The only thing I could blame going to the washroom that many times on would be all of the water I drank earlier that day at the gym (the gym part would also be a plus because it would be something she would be looking for in a guy, as she was extremely fit). I chose choice #1 because what alcohol does to someone who suffers from high levels of anxiety is it gives them temporary relief from all physical sensations (or at least we stop paying attention to them as much), and it replaces any negative and unproductive thoughts with happy and fearless ones. For the 40 or so minutes just after dinner we had a blast and I was unstoppable and drunk after just four beers.
From Superhero To Super Depressed And Anxious
I was the person I wanted to be every minute of every day, outgoing, confident, and fearless, superman had NOTHING on me during my mini vacation from anxiety! Thank you alcohol! Who would have thought that this scared little mouse could turn into a raging lion so quickly?

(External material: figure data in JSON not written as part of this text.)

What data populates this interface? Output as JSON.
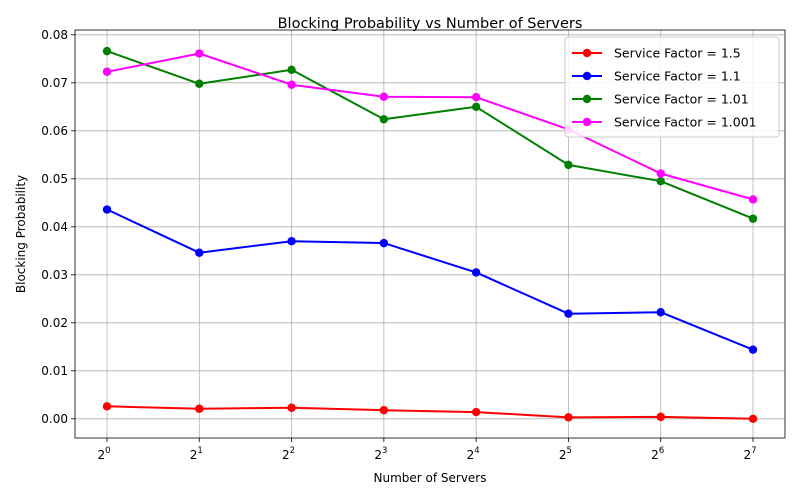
{
  "chart_data": {
    "type": "line",
    "title": "Blocking Probability vs Number of Servers",
    "xlabel": "Number of Servers",
    "ylabel": "Blocking Probability",
    "x_scale": "log2",
    "x": [
      1,
      2,
      4,
      8,
      16,
      32,
      64,
      128
    ],
    "x_tick_base": "2",
    "x_tick_exponents": [
      "0",
      "1",
      "2",
      "3",
      "4",
      "5",
      "6",
      "7"
    ],
    "ylim": [
      -0.004,
      0.081
    ],
    "y_ticks": [
      "0.00",
      "0.01",
      "0.02",
      "0.03",
      "0.04",
      "0.05",
      "0.06",
      "0.07",
      "0.08"
    ],
    "grid": true,
    "legend_position": "top-right",
    "series": [
      {
        "name": "Service Factor = 1.5",
        "color": "#ff0000",
        "values": [
          0.0026,
          0.0021,
          0.0023,
          0.0018,
          0.0014,
          0.0003,
          0.0004,
          0.0
        ]
      },
      {
        "name": "Service Factor = 1.1",
        "color": "#0000ff",
        "values": [
          0.0436,
          0.0346,
          0.037,
          0.0366,
          0.0305,
          0.0219,
          0.0222,
          0.0144
        ]
      },
      {
        "name": "Service Factor = 1.01",
        "color": "#008000",
        "values": [
          0.0766,
          0.0698,
          0.0727,
          0.0624,
          0.065,
          0.0529,
          0.0495,
          0.0417
        ]
      },
      {
        "name": "Service Factor = 1.001",
        "color": "#ff00ff",
        "values": [
          0.0723,
          0.0761,
          0.0696,
          0.0671,
          0.067,
          0.0603,
          0.0511,
          0.0457
        ]
      }
    ]
  }
}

The problem was, a few hours later we were lounging on the sofas near the restaurant at another bar and my invincibility was starting to wear off. I was getting tired and sleepy. I was starting to realize that the next couple of days were going to be the most difficult days I could imagine, which led to the usual cycle of worry and fear which turned into physical sensations followed by confusion and more fear. See how the cycle just goes and goes? Even the anticipation of panic causes panic!
The conversation was now at a snail’s pace, and I could tell I was really starting to rub her the wrong way. The night that had started out so great with a nice meal and good conversation had turned into a complete train wreck in only a matter of hours. We said our goodbyes and I ended up having to go and sleep in the back seat of my car. Another valuable lesson was learned that night, don’t drink alcohol if you suffer from panic disorder because the temporary relief doesn’t compare to the following day or days for more severe cases like mine.